OBESITY and related conditions, such as diabetes, can be treated by converting white fat into brown fat, according to results of a study led by researchers from the Karolinska Institutet, Solna, Sweden. During experiments on mice, the team were able to identify a mechanism for the conversion, which led to a reduction in obesity and improved sensitivity to insulin.
White to Brown Fat Conversion
Brown adipose tissue generates heat by consuming energy, as opposed to white adipose tissue, which stores surplus energy and makes up most of the fat stores in humans; therefore, stimulating the conversion of white fat into brown has been viewed as a potential way of tackling obesity. In the study, the researchers blocked the receptor molecule for the VEGFR1 growth factor, which stimulated the formation of blood vessels in white adipose tissue, subsequently increasing the conversion rate of white fat to brown. Additionally, reduced obesity and improved sensitivity to insulin were observed. Blocking of the VEGFR1 receptor molecule was achieved via a drug in one group of mice, and by genetic modification in another.

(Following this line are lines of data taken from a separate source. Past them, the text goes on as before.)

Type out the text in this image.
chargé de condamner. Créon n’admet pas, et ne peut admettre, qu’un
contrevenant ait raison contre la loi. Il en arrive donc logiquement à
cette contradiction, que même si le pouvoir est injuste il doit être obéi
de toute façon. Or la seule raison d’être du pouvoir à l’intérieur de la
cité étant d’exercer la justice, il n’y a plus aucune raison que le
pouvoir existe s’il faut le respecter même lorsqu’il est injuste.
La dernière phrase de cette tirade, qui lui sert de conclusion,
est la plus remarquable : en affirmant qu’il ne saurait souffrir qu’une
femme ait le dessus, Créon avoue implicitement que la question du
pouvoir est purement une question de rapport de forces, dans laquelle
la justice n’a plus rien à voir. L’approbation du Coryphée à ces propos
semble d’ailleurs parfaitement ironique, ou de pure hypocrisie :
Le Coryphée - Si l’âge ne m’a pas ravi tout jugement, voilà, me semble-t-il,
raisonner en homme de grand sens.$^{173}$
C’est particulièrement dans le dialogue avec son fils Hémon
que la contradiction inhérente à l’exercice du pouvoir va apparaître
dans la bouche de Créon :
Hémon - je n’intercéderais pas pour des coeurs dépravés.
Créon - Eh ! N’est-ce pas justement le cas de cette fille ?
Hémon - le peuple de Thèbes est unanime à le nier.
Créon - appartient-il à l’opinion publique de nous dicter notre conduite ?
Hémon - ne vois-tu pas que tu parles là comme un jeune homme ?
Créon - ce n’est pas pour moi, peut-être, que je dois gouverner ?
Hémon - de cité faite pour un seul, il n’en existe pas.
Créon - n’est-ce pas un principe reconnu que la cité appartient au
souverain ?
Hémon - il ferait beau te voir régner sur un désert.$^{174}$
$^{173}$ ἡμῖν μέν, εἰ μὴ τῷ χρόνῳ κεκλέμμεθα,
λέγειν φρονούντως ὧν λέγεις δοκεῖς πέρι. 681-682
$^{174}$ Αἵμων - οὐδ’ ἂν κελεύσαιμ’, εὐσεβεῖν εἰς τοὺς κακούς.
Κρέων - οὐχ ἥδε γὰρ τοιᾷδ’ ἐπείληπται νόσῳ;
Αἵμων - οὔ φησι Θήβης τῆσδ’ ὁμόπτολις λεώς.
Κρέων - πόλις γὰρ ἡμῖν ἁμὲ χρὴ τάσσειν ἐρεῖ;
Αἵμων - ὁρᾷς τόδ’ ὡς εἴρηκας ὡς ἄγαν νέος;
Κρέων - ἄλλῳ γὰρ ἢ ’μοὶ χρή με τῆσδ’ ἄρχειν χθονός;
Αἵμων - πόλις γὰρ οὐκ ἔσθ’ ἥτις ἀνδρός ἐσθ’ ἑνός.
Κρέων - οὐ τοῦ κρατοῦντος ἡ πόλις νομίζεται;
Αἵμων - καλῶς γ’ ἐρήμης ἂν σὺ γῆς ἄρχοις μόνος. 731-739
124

It is believed that converting white fat to brown could now become a target for drug development. Prof Yihai Cao, Karolinska Institutet, commented: “Our discoveries can hopefully help us to develop new drugs for the treatment of obesity and diabetes.”
Obesity, which increases the risk of many serious diseases like cardiovascular disease and Type 2 diabetes, is a major global health issue and burden on healthcare services. With a lack of effective drugs currently available for treating the condition, the findings of this study could provide a vital step in reducing the number of people with obesity and related metabolic diseases.